Seven years ago I analyzed the text of Marcel Proust’s In Search of Lost Time to find the five longest sentences (in English). This is the first of a series of posts where I use natural language processing (NLP) to analyze the text of Proust’s sprawling, introspective, and intensely human epic.
The Python code supporting this analysis is provided here. I make frequent use of the popular NLP package spaCy in my code. Unlike my previous Proust posts, here I use the original public domain French text as provided by marcel-proust.com.
The complete text of In Search of Lost Time (ISLT) is comprised of seven volumes consisting of 486 chapters. Including chapter titles there are 6,023,707 characters, including punctuation. There are 1,175,999 words in all, and 38,662 unique words. (The average adult English language vocabulary is 20,000-35,000 words.)
Here the five most used words, with their frequencies. They are boring:
This is not really what we want, of course; it’s just a bunch of conjunctions, articles, and prepositions – all examples of what the NLP world calls “stop words“. The list of most common words changes significantly when we exclude spaCy’s list of French stop words. The results are given below. Even in a simple analysis such as this, some of ISLT’s key themes emerge: place, time, women, men, Albertine, Swann.
Word frequency changes in interesting ways. Here is a plot of the 200 most frequent words; a visual representation of my first table. You can see that the frequency drops off quickly from over 50,000 to under 1,000 quickly, followed by a long tail of seldom-used words:
If I exclude stop words, I get a similar result. The curve seems to fit a power distribution reasonably well.

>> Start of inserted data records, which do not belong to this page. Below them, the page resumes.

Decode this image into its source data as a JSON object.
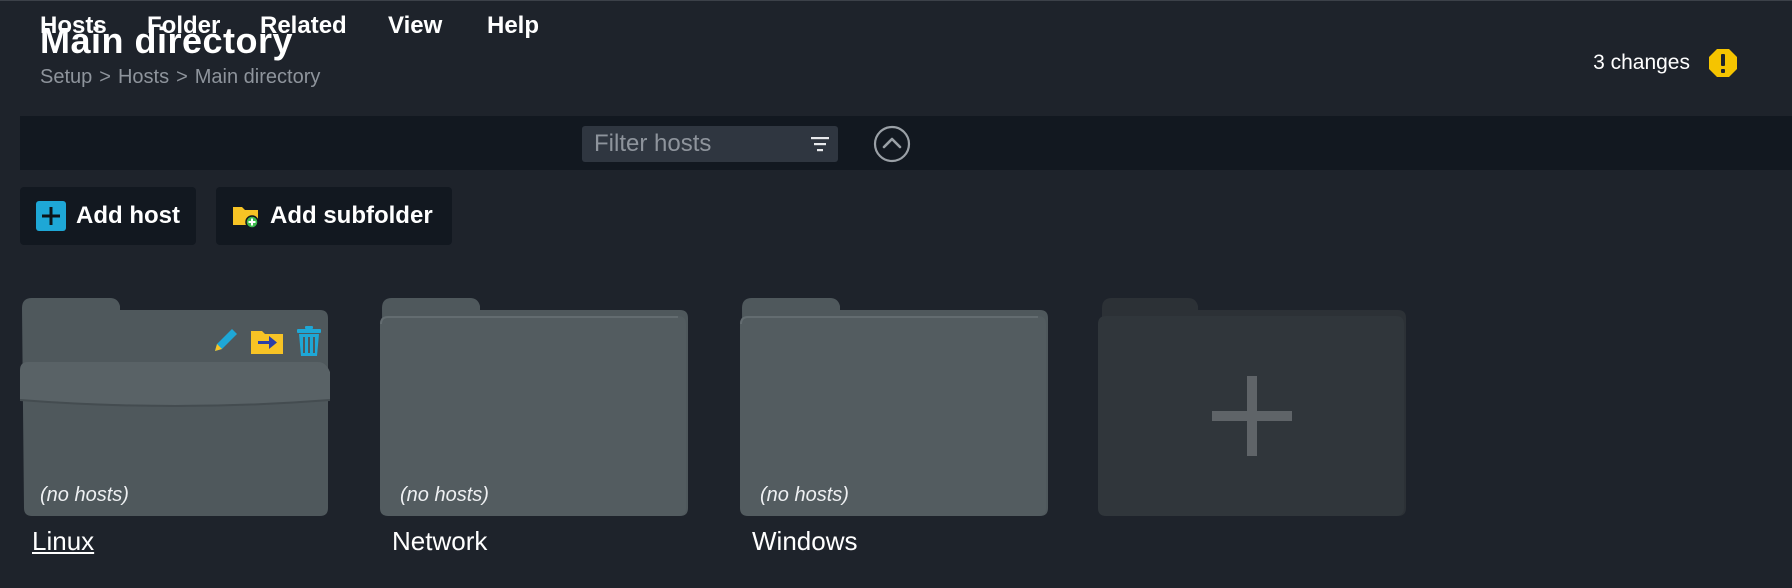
{
  "header": {
    "title": "Main directory",
    "breadcrumb": [
      "Setup",
      "Hosts",
      "Main directory"
    ],
    "breadcrumb_separator": ">",
    "changes_label": "3 changes",
    "changes_icon": "warning-icon",
    "changes_color": "#f5c400"
  },
  "menubar": {
    "items": [
      "Hosts",
      "Folder",
      "Related",
      "View",
      "Help"
    ],
    "filter_placeholder": "Filter hosts",
    "filter_icon": "filter-icon",
    "collapse_icon": "chevron-up-circle-icon"
  },
  "actions": {
    "add_host": "Add host",
    "add_subfolder": "Add subfolder"
  },
  "folders": [
    {
      "name": "Linux",
      "hosts_label": "(no hosts)",
      "hovered": true
    },
    {
      "name": "Network",
      "hosts_label": "(no hosts)",
      "hovered": false
    },
    {
      "name": "Windows",
      "hosts_label": "(no hosts)",
      "hovered": false
    }
  ],
  "colors": {
    "background": "#1e232b",
    "menubar": "#121820",
    "folder": "#535c60",
    "accent_blue": "#1ea7d6",
    "folder_yellow": "#f7c325"
  }
}
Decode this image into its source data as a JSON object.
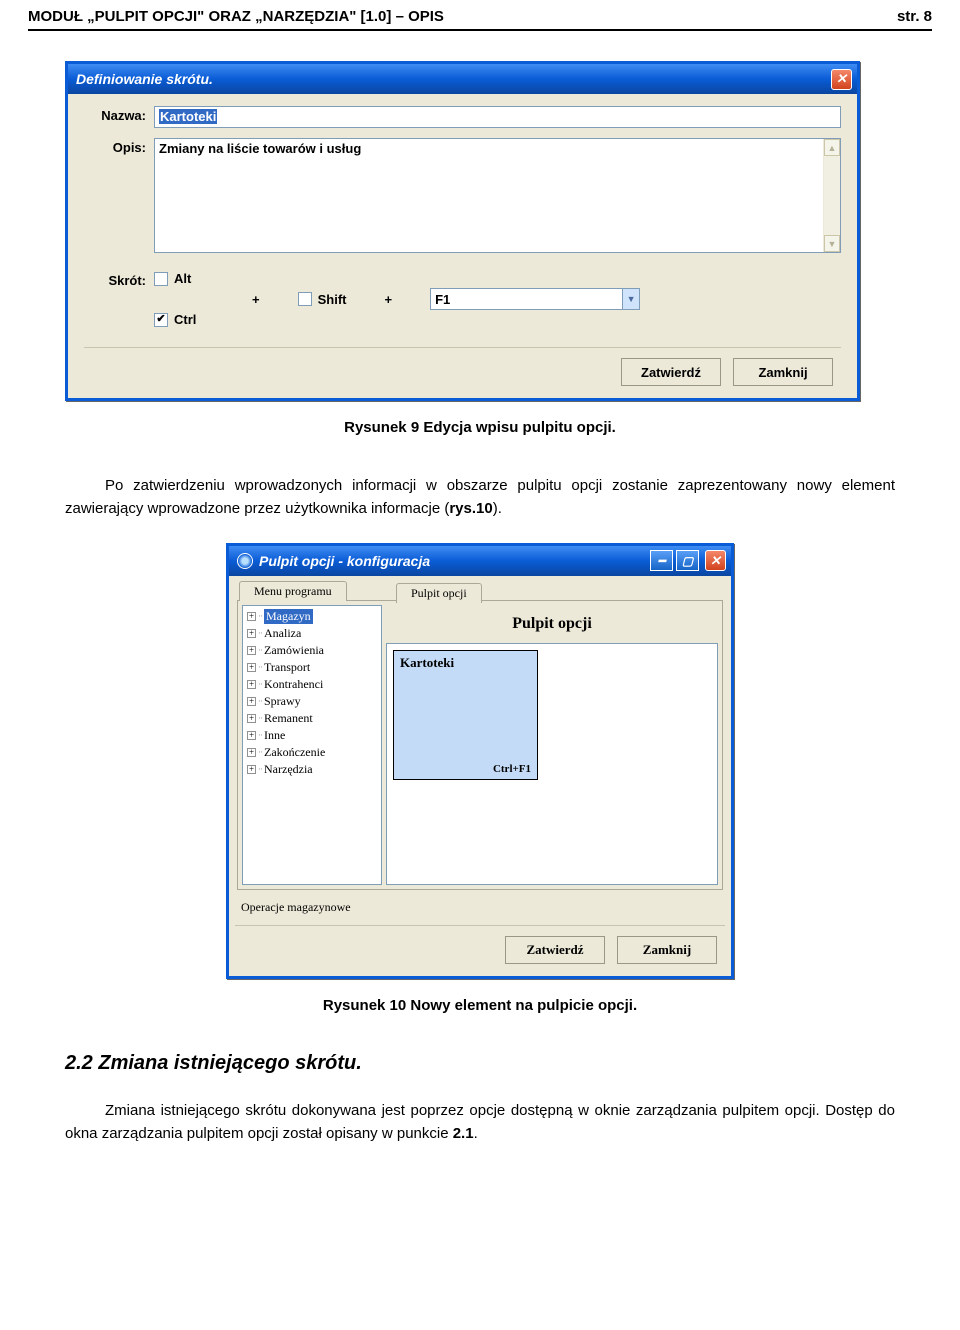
{
  "header": {
    "title_left": "MODUŁ „PULPIT OPCJI\" ORAZ „NARZĘDZIA\" [1.0] – OPIS",
    "title_right": "str. 8"
  },
  "win1": {
    "title": "Definiowanie skrótu.",
    "label_name": "Nazwa:",
    "value_name": "Kartoteki",
    "label_desc": "Opis:",
    "value_desc": "Zmiany na liście towarów i usług",
    "label_shortcut": "Skrót:",
    "chk_alt": "Alt",
    "chk_shift": "Shift",
    "chk_ctrl": "Ctrl",
    "combo_key": "F1",
    "plus": "+",
    "btn_ok": "Zatwierdź",
    "btn_close": "Zamknij"
  },
  "caption1": "Rysunek 9 Edycja wpisu pulpitu opcji.",
  "para1": "Po zatwierdzeniu wprowadzonych informacji w obszarze pulpitu opcji zostanie zaprezentowany nowy element zawierający wprowadzone przez użytkownika informacje (",
  "para1_ref": "rys.10",
  "para1_end": ").",
  "win2": {
    "title": "Pulpit opcji - konfiguracja",
    "tab1": "Menu programu",
    "tab2": "Pulpit opcji",
    "panel_title": "Pulpit opcji",
    "tree": [
      "Magazyn",
      "Analiza",
      "Zamówienia",
      "Transport",
      "Kontrahenci",
      "Sprawy",
      "Remanent",
      "Inne",
      "Zakończenie",
      "Narzędzia"
    ],
    "tile_name": "Kartoteki",
    "tile_shortcut": "Ctrl+F1",
    "lower_label": "Operacje magazynowe",
    "btn_ok": "Zatwierdź",
    "btn_close": "Zamknij"
  },
  "caption2": "Rysunek 10 Nowy element na pulpicie opcji.",
  "section_heading": "2.2 Zmiana istniejącego skrótu.",
  "para2a": "Zmiana istniejącego skrótu dokonywana jest poprzez opcje dostępną w oknie zarządzania pulpitem opcji. Dostęp do okna zarządzania pulpitem opcji został opisany w punkcie ",
  "para2_ref": "2.1",
  "para2_end": "."
}
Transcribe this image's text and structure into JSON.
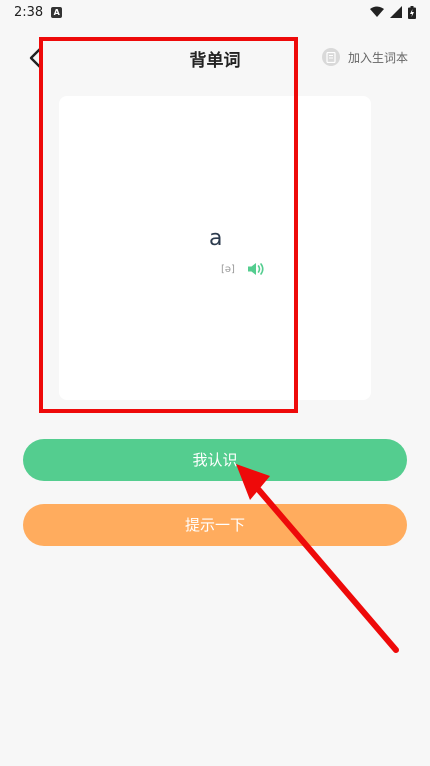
{
  "status_bar": {
    "time": "2:38",
    "notif_letter": "A"
  },
  "header": {
    "title": "背单词",
    "add_vocab_label": "加入生词本"
  },
  "card": {
    "word": "a",
    "phonetic": "[ə]"
  },
  "buttons": {
    "know_label": "我认识",
    "hint_label": "提示一下"
  },
  "colors": {
    "know_button": "#54cd8f",
    "hint_button": "#ffac5e",
    "speaker": "#54cd8f",
    "annotation": "#ee0a0a"
  },
  "icons": {
    "back": "chevron-left-icon",
    "vocab": "notebook-icon",
    "speaker": "speaker-icon",
    "wifi": "wifi-icon",
    "signal": "signal-icon",
    "battery": "battery-icon"
  }
}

In the plot above, the most frequent word “y” has rank 1, the next most frequent word “faire” has rank 2, and so on. It is has been observed that the rank and frequency of words in a large corpus of text often follow’s Zipf’s law. Another interesting writeup of Zipf’s law can be found here.
If we plot the log of the rank and the log of the frequency, Zipf’s law says that the result should be linear. When we do this for all 30,000+ unique words in ISLT, we do see something that roughly follows Zipf’s law:
I don’t know what it means, or if it means anything at all…but it’s interesting.
This is just a start. In future posts I will explore references to characters and places within ISLT, and share some interesting findings.